E-commerce players like Amazon, Flipkart and Snapdeal have conveyed to the department of industrial policy and promotion (DIPP) that they don’t offer any discounts on products sold on their platforms nor do they give advertisements in newspapers...
E-commerce players like Amazon, Flipkart and Snapdeal have conveyed to the department of industrial policy and promotion (DIPP) that they don’t offer any discounts on products sold on their platforms nor do they give advertisements in newspapers announcing mega sale, said DIPP secretary Ramesh Abhishek.

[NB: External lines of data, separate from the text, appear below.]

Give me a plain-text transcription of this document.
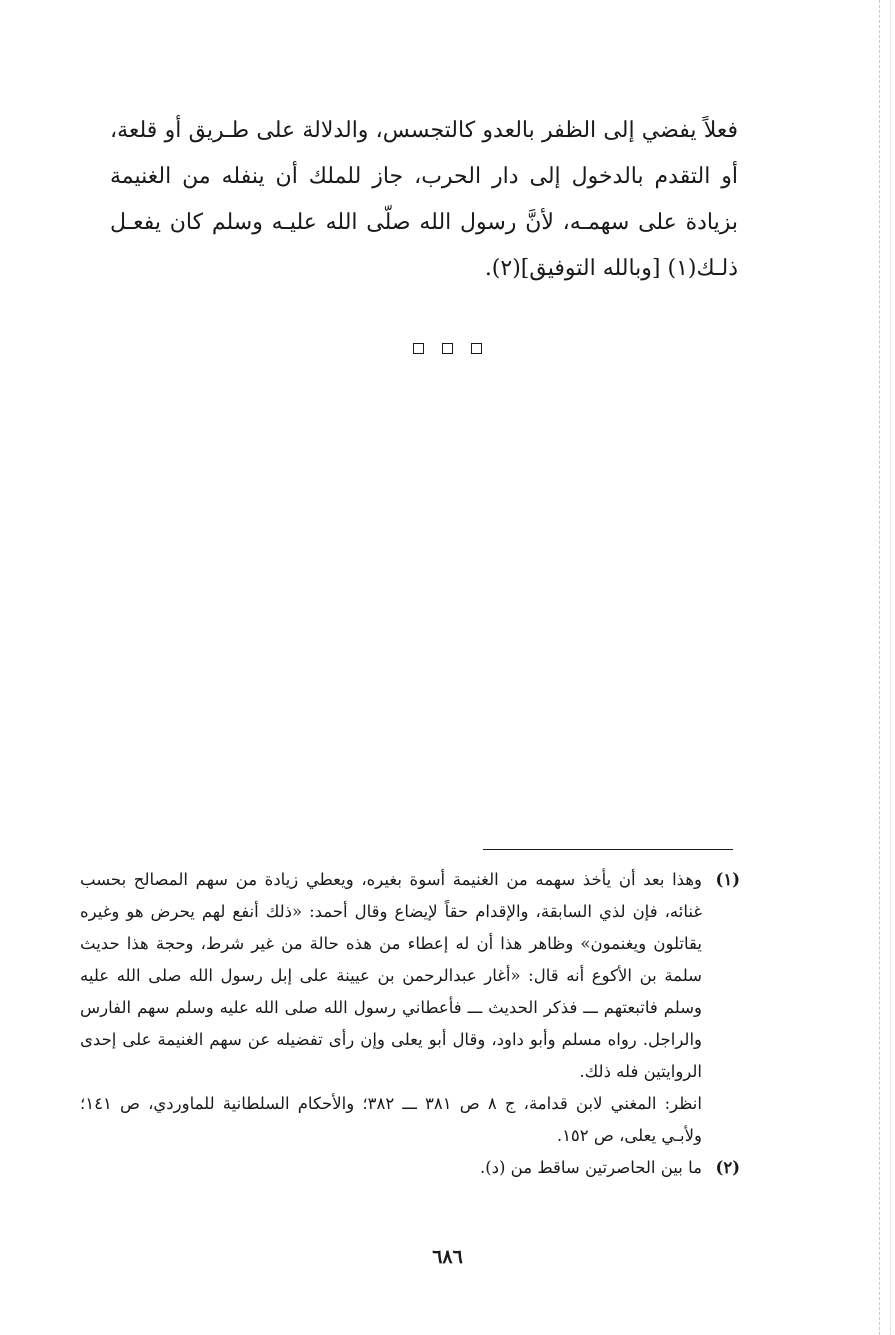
فعلاً يفضي إلى الظفر بالعدو كالتجسس، والدلالة على طـريق أو قلعة، أو التقدم بالدخول إلى دار الحرب، جاز للملك أن ينفله من الغنيمة بزيادة على سهمـه، لأنَّ رسول الله صلّى الله عليـه وسلم كان يفعـل ذلـك(١) [وبالله التوفيق](٢).

(١)

وهذا بعد أن يأخذ سهمه من الغنيمة أسوة بغيره، ويعطي زيادة من سهم المصالح بحسب غنائه، فإن لذي السابقة، والإقدام حقاً لإيضاع وقال أحمد: «ذلك أنفع لهم يحرض هو وغيره يقاتلون ويغنمون» وظاهر هذا أن له إعطاء من هذه حالة من غير شرط، وحجة هذا حديث سلمة بن الأكوع أنه قال: «أغار عبدالرحمن بن عيينة على إبل رسول الله صلى الله عليه وسلم فاتبعتهم ـــ فذكر الحديث ـــ فأعطاني رسول الله صلى الله عليه وسلم سهم الفارس والراجل. رواه مسلم وأبو داود، وقال أبو يعلى وإن رأى تفضيله عن سهم الغنيمة على إحدى الروايتين فله ذلك.

انظر: المغني لابن قدامة، ج ٨ ص ٣٨١ ـــ ٣٨٢؛ والأحكام السلطانية للماوردي، ص ١٤١؛ ولأبـي يعلى، ص ١٥٢.

(٢)

ما بين الحاصرتين ساقط من (د).

٦٨٦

On being quizzed by the DIPP following complaints that they are violating foreign direct investment (FDI) rules by influencing product pricing, the e-commerce players have submitted that these discounts and advertisements are funded by sellers and manufacturers that use their electronic platforms for sale. A disclaimer to this effect accompanies every advertisement in newspapers on mega sales, Abhishek said.
The latest statement by the secretary suggests the government doesn’t yet have a case against e-commerce players relating to the violation of the FDI guidelines, despite fresh allegations by brick-and-mortar stores that e-tailers are shelling out heavy discounts following demonetisation, as sales against the cash-on-delivery option have been hit. In the past few days, up to 70% of discounts are available on certain products in the fashion category on Amazon India. Similarly, discounts on certain items on Flipkart are as high as 80%.
The FDI rules bar any e-tailer running a market place model from “directly or indirectly” influencing the sale price of goods or services. In effect, they can’t offer any discounts.
Apple yet to renew local sourcing request
In response to a query, Abhishek said US tech giant Apple hasn’t yet approached him for a relaxation from the local sourcing rule for setting up its own stores in India since the announcement of new FDI guidelines in June. “Now, the company has to decide what it wants to do.”
The Centre announced in June that entities having “state-of-the-art” and “cutting-edge” technology could get a waiver from the mandatory 30% local sourcing rule for the initial three years and a “relaxed sourcing regime for another five years” once they set up their own stores in India.
Under the earlier FDI norms, announced in November last year, entities having “cutting-edge” technology were promised complete exemption from the local sourcing rule. Apple had earlier applied for such a waiver but the finance ministry rejected the proposal on grounds that such a blanket exemption would hurt the government’s Make in India initiative, following which new norms were notified in June.
Analysts have said Apple turned to India to reverse slowing global sales, although its plan to establish retail outlets are still unclear. According to a Morgan Stanley report in April, India is expected to beat the US to become the second-largest market for smart phones next year.